Malgré l’immense retard que nous a fait prendre l’aveuglement des nationalistes, des atlantistes et des eurosceptiques nous avons pu imposer un rapport de forces à Donald Trump. Nous l’avons pu parce que l’économie américaine, haute-technologie en tête, ne peut pas se passer des 450 millions de consommateurs de notre marché commun et que les Etats-Unis auraient tout autant et peut-être même plus à perdre que nous à une guerre commerciale.

Même Donald Trump doit savoir jusqu’où ne pas aller trop loin et cela d’autant plus qu’en brisant l’Alliance atlantique ou privant l’Ukraine du renseignement américain, il achèverait de décrédibiliser les Etats-Unis en perdant la confiance de tous leurs alliés, notamment asiatiques.

Même sans défense commune, même sans institutions à la hauteur des défis d’aujourd’hui, nous restons incontournables pour les Etats-Unis qui n’ont jamais été aussi divisés depuis la guerre de sécession alors que nous n’avons, nous, jamais été aussi unis, pas même sous Rome.

La Maison-Blanche ne peut pas l’ignorer et c’est pour cela que l’envoi de contingents européens au Groënland, même symboliques, a beaucoup plus de poids qu’on ne le dit. Il signifie que nous serions prêts à défendre, les armes à la main, la souveraineté de ce pays européen contre une tentative d’annexion par la force.

Le message est si clair que Donald Trump a préféré en revenir à ses épouvantails douaniers. Il n’est, lui, pas prêt à prendre le risque politique d’un affrontement armé avec les alliés européens des Etats-Unis alors que les élections de mi-mandat se profilent, qu’il recule dans les sondages et que 83% des Américains se refuseraient à même acheter le Groënland.

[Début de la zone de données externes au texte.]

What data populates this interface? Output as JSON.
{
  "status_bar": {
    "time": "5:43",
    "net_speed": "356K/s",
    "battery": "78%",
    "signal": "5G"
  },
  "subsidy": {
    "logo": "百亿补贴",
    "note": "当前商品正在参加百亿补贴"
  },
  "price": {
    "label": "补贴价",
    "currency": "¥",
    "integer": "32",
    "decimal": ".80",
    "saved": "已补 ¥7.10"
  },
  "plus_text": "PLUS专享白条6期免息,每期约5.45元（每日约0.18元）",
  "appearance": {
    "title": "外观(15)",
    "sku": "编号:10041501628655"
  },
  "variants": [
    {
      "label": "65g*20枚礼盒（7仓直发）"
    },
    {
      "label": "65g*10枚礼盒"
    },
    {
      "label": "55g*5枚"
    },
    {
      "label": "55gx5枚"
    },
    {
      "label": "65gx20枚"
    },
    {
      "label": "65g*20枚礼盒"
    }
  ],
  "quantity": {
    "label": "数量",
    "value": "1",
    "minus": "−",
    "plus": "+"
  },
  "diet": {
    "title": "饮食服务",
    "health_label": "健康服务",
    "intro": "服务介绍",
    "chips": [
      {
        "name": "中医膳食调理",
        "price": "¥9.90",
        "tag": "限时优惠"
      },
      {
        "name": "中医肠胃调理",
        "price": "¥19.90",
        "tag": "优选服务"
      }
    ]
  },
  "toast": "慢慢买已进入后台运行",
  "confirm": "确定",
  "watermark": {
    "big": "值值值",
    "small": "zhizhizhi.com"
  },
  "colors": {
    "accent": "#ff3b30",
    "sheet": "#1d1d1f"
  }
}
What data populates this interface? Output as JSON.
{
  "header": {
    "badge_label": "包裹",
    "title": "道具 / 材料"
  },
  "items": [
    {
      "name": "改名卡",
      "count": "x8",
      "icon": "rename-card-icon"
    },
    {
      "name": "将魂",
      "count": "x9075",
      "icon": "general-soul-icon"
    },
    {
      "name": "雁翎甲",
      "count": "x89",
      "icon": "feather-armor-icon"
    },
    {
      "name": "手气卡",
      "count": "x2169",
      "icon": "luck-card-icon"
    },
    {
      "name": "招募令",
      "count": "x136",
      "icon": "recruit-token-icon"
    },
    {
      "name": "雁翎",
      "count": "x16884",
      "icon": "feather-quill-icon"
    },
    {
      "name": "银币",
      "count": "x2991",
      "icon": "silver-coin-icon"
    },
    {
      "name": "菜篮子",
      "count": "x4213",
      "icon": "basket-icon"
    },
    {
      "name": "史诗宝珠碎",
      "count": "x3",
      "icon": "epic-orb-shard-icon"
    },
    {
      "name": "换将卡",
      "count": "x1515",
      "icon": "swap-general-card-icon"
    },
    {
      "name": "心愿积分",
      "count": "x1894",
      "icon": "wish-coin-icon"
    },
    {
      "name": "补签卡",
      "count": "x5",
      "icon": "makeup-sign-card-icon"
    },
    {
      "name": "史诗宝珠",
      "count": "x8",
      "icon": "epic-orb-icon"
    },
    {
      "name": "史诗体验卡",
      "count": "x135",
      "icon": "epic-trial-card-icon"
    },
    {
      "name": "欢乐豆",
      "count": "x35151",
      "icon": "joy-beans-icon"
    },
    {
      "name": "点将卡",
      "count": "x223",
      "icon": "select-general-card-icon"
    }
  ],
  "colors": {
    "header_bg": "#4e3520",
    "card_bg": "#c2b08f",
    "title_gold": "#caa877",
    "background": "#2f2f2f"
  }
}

L’Union européenne doit faire plus, beaucoup plus.

L’Union ne doit pas se réformer mais se réinventer.

Tout est à faire mais cessons de ne voir que nos faiblesses et aucune de nos forces. Cessons d’annoncer comme inévitable la victoire du RN en France et de l’AfD en Allemagne. Cessons de nous dire morts et enterrés alors que loin de plier devant tant de défis nous nous en renforçons, pas assez – oui, c’est hélas vrai – mais bien plus qu’on ne le croit.